The CAGR comes to about 20.42% based on the above.

Note that even though the total cash flow during the investment period was Rs.2,000, the CAGR calculated in Case 2 was slightly higher than that calculated in Case 1. This is simply because of the reinvestment of the interim cash flows.

#### IRR

Using the same methodology discussed earlier, the IRR in this scenario comes to 27.41%, much higher than the CAGR we had calculated.

Why is there such a difference you might wonder. The difference is on account of the assumption regarding the reinvestment of interim cash flows. The IRR assumes that the interim cash flows of Rs. 200, 400 and 500 are all reinvested at the rate of 27.41%. It is because of this assumption that the IRR is higher than the CAGR which had assumed the interim cash flows be reinvested at 5%.

Pictorially, we can depict what is happening as follows: In other words, we can say that the main difference between IRR and CAGR is the assumption regarding the reinvestment rate of interim cash flows.

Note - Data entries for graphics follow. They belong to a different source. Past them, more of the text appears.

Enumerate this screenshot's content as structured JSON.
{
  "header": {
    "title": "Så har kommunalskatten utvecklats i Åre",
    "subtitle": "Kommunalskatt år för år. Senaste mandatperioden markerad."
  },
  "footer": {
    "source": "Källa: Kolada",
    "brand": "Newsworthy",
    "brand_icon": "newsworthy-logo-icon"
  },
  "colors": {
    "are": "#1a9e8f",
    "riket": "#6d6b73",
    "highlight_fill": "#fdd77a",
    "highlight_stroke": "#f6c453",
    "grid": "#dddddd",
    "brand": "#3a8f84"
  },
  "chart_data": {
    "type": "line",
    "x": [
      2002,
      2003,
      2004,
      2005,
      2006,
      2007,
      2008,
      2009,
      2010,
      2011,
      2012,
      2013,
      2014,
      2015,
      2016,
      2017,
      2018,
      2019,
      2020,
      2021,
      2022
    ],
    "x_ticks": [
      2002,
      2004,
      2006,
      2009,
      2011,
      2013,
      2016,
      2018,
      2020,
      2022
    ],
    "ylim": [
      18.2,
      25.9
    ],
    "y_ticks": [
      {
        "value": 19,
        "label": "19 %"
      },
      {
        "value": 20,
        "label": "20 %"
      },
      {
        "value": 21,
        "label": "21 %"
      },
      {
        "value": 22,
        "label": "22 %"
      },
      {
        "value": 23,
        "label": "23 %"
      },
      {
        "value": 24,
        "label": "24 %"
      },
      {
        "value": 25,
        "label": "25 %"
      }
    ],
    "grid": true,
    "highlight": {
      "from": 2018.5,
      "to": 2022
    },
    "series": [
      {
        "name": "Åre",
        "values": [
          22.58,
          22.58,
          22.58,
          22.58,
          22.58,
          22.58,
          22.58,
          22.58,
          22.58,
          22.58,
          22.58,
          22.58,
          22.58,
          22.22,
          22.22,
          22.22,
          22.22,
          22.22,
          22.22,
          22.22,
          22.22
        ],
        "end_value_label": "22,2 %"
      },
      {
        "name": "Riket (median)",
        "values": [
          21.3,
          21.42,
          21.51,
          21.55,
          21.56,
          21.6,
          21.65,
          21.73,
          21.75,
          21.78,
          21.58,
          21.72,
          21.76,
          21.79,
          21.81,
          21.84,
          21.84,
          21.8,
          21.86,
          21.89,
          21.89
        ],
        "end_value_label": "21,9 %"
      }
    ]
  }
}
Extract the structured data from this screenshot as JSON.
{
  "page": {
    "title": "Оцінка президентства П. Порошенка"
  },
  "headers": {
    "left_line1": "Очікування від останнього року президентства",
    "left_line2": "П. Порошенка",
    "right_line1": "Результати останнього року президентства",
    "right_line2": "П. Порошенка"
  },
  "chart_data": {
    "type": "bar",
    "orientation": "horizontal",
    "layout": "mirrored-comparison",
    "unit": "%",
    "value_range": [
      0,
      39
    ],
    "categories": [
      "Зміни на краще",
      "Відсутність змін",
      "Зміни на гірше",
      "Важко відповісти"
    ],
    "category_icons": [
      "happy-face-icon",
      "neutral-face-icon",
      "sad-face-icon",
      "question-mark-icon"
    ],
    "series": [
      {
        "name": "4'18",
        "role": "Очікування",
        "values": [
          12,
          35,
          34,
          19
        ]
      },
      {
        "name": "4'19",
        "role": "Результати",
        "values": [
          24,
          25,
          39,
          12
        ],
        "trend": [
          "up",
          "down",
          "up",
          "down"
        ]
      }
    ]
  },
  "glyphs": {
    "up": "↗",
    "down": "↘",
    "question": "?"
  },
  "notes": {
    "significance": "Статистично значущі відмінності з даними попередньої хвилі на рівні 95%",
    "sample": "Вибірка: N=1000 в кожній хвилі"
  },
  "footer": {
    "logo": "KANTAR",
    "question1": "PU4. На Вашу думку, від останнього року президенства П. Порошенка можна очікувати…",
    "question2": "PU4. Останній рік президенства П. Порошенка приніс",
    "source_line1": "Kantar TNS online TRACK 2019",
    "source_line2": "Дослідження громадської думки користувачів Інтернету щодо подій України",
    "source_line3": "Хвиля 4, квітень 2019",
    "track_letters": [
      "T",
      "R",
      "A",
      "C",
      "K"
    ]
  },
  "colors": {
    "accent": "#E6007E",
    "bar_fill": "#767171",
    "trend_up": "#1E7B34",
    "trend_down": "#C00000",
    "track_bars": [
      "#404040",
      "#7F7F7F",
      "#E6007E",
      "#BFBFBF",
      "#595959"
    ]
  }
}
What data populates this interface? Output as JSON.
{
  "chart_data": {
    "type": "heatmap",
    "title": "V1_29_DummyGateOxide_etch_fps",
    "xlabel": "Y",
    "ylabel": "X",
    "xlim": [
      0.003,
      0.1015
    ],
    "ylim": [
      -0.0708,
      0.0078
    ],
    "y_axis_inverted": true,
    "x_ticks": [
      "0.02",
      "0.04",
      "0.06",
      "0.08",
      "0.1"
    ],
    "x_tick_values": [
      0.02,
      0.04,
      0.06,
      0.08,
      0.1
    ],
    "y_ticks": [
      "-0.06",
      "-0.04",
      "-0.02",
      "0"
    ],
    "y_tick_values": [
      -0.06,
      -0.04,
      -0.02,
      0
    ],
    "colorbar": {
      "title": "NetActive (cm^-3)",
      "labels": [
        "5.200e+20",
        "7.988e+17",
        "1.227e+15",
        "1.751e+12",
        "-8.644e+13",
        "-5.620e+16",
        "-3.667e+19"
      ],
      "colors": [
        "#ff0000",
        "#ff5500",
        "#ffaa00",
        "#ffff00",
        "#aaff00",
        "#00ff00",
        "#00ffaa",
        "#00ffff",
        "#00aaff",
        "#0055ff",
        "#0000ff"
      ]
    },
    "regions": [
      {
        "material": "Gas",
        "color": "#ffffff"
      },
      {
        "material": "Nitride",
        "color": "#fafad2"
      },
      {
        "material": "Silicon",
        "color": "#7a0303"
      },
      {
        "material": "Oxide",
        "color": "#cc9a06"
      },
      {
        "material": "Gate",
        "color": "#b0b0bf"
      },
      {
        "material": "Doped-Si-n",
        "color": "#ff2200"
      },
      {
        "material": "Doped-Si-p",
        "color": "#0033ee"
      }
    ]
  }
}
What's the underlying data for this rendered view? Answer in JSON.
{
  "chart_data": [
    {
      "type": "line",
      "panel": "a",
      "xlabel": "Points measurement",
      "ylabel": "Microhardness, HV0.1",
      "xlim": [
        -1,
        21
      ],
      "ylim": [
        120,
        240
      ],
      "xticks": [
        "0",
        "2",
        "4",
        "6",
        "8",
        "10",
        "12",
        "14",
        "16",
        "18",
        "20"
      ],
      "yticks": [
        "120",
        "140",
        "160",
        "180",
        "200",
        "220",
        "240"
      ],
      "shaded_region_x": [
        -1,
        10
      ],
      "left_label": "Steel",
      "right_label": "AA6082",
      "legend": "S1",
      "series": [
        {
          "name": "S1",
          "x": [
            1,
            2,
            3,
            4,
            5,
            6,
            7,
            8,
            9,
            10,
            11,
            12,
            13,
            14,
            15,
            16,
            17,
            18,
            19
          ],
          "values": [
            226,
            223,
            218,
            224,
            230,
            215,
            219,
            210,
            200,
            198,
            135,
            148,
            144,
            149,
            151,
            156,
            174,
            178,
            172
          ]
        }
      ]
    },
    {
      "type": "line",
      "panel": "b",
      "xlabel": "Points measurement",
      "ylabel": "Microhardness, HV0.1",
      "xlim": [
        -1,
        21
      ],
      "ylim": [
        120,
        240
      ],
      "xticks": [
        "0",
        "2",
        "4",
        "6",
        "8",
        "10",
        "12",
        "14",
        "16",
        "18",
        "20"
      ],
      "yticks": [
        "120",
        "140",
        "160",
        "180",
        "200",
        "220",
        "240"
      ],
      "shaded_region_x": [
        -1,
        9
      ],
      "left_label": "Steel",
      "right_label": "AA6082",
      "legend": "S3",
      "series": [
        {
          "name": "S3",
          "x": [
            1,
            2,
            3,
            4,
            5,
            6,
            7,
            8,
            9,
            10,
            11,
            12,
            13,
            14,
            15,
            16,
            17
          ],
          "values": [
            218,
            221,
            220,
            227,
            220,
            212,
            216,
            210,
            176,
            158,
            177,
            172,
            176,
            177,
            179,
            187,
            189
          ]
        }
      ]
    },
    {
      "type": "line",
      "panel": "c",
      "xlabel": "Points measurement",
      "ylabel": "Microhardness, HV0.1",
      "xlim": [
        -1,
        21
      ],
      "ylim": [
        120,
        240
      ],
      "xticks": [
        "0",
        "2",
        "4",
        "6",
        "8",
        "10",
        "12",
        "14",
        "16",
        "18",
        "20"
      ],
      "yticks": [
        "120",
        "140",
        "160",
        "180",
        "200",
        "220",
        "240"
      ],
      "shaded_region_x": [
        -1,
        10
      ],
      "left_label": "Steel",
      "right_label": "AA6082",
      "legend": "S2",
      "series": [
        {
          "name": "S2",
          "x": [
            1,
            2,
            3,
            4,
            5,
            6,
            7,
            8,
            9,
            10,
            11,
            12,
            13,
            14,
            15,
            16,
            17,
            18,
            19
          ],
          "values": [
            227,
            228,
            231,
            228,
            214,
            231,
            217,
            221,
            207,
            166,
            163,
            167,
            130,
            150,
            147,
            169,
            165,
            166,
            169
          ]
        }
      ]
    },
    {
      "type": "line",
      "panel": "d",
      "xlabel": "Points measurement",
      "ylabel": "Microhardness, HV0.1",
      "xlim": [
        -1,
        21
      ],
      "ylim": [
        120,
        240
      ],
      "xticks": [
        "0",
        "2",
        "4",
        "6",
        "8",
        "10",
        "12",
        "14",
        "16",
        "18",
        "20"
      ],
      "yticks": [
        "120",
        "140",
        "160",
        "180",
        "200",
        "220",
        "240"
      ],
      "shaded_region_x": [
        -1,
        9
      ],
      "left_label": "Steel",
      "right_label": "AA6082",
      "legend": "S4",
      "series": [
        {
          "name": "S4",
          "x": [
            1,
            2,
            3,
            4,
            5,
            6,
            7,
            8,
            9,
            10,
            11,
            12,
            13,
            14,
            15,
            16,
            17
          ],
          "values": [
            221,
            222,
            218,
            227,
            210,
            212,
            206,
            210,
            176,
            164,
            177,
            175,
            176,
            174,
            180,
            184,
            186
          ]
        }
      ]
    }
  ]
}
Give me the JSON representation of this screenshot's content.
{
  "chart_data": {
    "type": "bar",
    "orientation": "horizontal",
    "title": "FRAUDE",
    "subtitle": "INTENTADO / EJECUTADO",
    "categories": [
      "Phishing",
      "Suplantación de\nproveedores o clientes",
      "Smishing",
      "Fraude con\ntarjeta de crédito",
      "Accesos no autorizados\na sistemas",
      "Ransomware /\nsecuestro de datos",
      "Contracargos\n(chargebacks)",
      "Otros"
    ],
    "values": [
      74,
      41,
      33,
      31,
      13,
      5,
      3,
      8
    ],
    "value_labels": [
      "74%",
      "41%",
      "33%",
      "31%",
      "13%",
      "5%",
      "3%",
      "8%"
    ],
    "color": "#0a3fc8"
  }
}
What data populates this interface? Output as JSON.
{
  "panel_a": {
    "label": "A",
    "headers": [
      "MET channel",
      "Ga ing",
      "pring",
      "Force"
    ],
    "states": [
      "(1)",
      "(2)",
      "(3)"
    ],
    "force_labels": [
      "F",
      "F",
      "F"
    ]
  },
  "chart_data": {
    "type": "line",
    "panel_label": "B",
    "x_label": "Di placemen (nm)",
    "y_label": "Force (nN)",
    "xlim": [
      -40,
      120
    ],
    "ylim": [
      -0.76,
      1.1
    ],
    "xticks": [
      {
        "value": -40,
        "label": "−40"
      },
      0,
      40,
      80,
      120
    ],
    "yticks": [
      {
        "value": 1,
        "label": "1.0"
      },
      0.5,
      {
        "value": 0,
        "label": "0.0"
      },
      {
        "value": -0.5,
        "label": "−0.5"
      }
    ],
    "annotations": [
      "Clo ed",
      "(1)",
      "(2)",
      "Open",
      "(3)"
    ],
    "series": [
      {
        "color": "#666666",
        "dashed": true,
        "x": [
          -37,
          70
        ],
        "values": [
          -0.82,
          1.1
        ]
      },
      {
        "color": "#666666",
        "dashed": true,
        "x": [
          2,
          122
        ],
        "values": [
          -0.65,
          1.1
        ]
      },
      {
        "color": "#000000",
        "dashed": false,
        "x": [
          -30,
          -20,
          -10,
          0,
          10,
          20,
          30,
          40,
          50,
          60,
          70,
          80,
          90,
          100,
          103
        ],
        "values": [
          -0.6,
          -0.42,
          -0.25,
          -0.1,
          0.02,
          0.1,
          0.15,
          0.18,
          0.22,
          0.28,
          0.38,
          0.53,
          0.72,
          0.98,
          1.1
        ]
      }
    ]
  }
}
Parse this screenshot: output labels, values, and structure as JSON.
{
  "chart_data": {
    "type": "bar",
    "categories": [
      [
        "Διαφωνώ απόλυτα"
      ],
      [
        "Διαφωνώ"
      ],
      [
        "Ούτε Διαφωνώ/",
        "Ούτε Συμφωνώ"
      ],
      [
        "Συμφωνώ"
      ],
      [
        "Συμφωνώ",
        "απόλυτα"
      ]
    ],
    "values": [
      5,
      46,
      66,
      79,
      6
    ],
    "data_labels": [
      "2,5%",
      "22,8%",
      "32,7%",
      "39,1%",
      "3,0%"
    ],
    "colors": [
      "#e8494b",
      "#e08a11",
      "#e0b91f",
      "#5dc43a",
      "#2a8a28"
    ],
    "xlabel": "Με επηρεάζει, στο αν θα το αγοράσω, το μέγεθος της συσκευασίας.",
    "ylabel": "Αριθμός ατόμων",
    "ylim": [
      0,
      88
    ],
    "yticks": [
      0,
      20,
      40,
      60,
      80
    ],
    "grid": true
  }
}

### Will the IRR always be greater than the CAGR?

Of course not. it all depends on the reinvestment rate. We can summarize the following relation between the CAGR and IRR:

 If… Then… Reinvestment rate of interim cash flows in CAGR is greater than IRR CAGR > IRR Reinvestment rate of interim cash flows in CAGR is equal to IRR CAGR = IRR Reinvestment rate of interim cash flows in CAGR is less than IRR CAGR < IRR

This takes us back to our original question – why do investment firms declare results in terms of the IRR and not CAGR. Probably because there is no need to make an explicit assumption regarding the reinvestment rate in case of IRR. The assumption is already built-in in its calculation.

This is why investors need to take results in IRR with a pinch of salt. Because the reinvestment rate is not stated explicitly in case of IRR, many investors overlook it. Not questioning this assumption may lead to investors accepting investment results which appear better than they actually are or would be under realistic assumptions.